Corruption among some border officials aided traffickers. During the first 9 months of the year, there were investigations into the actions of 28 border guards. Nine cases were resolved, with guards being either separated for cause or sentenced to imprisonment (some with suspended sentences). Including cases from previous years, there were 137 cases against border guards pending at year's end.
The Government provided limited assistance to victims of trafficking.
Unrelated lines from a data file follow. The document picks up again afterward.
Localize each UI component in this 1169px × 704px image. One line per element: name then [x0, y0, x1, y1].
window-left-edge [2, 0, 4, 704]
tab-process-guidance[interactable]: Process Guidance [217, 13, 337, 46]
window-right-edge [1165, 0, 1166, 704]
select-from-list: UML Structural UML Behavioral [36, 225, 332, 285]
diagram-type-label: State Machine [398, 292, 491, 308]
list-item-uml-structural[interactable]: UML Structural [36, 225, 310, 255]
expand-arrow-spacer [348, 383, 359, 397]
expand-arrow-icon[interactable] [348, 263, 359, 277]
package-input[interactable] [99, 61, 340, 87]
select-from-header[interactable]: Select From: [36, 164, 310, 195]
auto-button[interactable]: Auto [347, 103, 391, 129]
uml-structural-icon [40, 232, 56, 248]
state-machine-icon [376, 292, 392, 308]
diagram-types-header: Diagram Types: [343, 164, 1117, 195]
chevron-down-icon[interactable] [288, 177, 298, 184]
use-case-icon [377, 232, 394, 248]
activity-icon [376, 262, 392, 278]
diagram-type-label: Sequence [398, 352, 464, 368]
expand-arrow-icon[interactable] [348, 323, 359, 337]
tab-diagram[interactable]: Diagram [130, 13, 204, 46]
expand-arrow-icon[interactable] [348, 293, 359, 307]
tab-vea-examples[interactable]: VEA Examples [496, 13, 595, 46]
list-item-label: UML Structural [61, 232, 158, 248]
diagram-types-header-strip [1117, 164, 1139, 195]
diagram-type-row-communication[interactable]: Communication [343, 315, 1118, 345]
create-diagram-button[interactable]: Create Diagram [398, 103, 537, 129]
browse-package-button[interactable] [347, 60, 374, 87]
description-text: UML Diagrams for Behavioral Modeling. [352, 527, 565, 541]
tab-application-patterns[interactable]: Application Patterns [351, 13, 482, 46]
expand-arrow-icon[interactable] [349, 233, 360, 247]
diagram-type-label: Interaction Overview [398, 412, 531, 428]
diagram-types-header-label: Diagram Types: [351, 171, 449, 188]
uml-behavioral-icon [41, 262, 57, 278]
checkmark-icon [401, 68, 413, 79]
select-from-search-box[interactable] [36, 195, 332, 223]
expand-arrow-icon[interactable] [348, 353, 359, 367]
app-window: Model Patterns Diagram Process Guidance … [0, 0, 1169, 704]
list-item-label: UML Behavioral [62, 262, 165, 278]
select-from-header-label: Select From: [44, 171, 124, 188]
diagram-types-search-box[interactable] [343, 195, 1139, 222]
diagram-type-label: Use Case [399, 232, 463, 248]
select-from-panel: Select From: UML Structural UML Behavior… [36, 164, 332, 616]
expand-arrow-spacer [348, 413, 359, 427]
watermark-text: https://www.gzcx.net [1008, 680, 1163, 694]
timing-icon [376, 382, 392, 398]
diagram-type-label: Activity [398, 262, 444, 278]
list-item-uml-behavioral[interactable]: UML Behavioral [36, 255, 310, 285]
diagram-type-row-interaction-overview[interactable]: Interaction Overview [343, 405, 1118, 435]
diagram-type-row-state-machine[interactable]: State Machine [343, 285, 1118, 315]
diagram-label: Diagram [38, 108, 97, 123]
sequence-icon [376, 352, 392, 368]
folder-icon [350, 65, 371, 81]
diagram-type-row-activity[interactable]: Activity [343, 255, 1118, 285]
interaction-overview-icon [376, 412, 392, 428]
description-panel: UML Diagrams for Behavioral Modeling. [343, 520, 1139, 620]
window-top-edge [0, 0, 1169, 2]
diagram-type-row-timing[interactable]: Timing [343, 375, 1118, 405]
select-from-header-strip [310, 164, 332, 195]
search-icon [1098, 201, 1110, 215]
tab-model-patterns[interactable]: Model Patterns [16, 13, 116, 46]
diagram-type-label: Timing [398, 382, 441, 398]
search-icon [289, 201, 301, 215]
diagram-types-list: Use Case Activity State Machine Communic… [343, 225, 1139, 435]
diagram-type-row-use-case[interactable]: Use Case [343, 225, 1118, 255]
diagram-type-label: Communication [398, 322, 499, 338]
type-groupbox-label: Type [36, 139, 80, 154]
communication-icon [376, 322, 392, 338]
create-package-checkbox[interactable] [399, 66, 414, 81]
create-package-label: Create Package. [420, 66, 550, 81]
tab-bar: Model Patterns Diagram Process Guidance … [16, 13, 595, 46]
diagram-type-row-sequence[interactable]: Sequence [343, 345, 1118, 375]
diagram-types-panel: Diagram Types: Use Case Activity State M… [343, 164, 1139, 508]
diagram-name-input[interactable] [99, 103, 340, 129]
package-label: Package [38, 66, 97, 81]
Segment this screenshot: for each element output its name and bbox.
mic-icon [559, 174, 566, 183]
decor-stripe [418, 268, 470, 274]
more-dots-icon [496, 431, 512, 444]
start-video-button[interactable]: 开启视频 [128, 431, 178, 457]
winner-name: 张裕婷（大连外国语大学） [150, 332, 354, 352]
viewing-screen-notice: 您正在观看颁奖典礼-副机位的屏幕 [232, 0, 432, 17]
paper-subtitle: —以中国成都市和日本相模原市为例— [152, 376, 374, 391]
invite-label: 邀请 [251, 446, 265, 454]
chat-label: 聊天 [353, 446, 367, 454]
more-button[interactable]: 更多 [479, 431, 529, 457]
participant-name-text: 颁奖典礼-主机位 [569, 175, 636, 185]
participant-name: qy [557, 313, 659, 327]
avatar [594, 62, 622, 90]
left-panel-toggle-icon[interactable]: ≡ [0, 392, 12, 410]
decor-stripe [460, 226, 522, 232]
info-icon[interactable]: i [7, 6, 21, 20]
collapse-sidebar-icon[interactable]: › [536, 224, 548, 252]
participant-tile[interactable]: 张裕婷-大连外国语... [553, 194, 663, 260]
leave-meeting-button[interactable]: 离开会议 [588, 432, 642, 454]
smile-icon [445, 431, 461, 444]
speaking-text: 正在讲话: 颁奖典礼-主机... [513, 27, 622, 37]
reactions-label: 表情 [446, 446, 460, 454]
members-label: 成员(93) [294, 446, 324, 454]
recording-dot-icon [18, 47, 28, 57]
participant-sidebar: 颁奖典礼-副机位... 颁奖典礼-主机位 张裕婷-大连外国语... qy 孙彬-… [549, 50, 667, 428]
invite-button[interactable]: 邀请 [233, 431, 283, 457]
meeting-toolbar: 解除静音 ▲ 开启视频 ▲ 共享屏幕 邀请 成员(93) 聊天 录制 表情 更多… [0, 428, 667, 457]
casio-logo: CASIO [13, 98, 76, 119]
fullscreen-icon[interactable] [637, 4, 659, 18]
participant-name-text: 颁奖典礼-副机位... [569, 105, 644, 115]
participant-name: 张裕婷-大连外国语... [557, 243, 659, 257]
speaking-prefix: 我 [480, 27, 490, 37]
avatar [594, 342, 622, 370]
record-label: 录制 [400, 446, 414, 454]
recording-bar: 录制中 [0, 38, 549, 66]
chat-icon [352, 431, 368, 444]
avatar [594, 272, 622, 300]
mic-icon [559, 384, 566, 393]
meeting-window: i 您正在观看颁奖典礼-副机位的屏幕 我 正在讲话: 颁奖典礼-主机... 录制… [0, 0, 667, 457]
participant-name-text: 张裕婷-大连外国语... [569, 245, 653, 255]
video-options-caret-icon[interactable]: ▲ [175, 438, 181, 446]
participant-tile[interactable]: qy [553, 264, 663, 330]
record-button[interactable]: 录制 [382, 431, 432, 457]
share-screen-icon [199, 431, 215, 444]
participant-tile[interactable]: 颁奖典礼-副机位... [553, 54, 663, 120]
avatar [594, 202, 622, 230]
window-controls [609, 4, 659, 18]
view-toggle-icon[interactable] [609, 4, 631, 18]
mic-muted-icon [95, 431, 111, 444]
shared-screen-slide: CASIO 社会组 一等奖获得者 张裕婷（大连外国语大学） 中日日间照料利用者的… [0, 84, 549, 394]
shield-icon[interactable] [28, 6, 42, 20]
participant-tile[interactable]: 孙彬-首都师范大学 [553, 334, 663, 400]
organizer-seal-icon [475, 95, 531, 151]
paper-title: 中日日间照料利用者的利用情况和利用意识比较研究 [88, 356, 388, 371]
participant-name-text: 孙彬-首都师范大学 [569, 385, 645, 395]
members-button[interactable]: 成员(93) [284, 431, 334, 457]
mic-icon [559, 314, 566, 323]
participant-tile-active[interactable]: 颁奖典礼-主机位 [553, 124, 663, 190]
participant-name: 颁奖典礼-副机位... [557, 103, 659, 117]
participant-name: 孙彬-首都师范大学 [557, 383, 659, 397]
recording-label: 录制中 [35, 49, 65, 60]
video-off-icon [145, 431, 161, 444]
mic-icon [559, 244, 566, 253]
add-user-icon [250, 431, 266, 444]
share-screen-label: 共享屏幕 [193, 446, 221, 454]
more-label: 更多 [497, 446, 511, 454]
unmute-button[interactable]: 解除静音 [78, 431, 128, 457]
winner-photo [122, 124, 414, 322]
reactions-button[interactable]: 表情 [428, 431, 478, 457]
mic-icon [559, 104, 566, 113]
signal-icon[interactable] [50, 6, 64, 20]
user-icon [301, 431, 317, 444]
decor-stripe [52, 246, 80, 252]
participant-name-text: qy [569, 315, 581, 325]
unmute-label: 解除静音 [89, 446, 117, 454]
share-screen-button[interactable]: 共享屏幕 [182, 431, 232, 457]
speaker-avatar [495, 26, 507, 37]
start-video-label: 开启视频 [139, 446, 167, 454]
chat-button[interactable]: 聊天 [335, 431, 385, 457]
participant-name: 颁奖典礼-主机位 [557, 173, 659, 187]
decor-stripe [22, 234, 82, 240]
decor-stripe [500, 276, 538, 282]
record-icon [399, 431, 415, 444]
In principle, assistance with temporary residency status, short-term relief from deportation, and shelter assistance were available to trafficking victims who cooperated with police and prosecutors; however, there were no documented cases where such assistance was provided. Reportedly, police and immigration officials often treated trafficking victims as criminals and refused to believe reports of kidnaping of young women.
The Ministry of Interior's Victims' Protection Office managed a victims' protection fund and posted information on victim protection in every county police headquarters. Victims' Protection Office branches in 42 localities provided psychological and social support services and legal aid for victims (see Section 1.d.).
The International Organization on Migration (IOM), working with NGOs, continued a program funded by the Government and foreign donors to raise awareness of the problem of trafficking and to educate potential victims. Women's rights organizations, the IOM, and the Ministry of Youth and Sports Affairs conducted preventive programs for teenagers in schools. NANE established a hotline that provided information on trafficking-associated advertising lures and situations to alert young women. NANE, the IOM, and the Public Fund for a Safe Hungary, with funding from foreign governments cooperated to continue and enhance the operation of the hotline.
NGOs working on trafficking problems reported that cooperation with counterpart government agencies improved. The NGOs provided law enforcement officers with training in recognizing and identifying trafficking victims, which included sensitivity training as well as techniques to combat trafficking.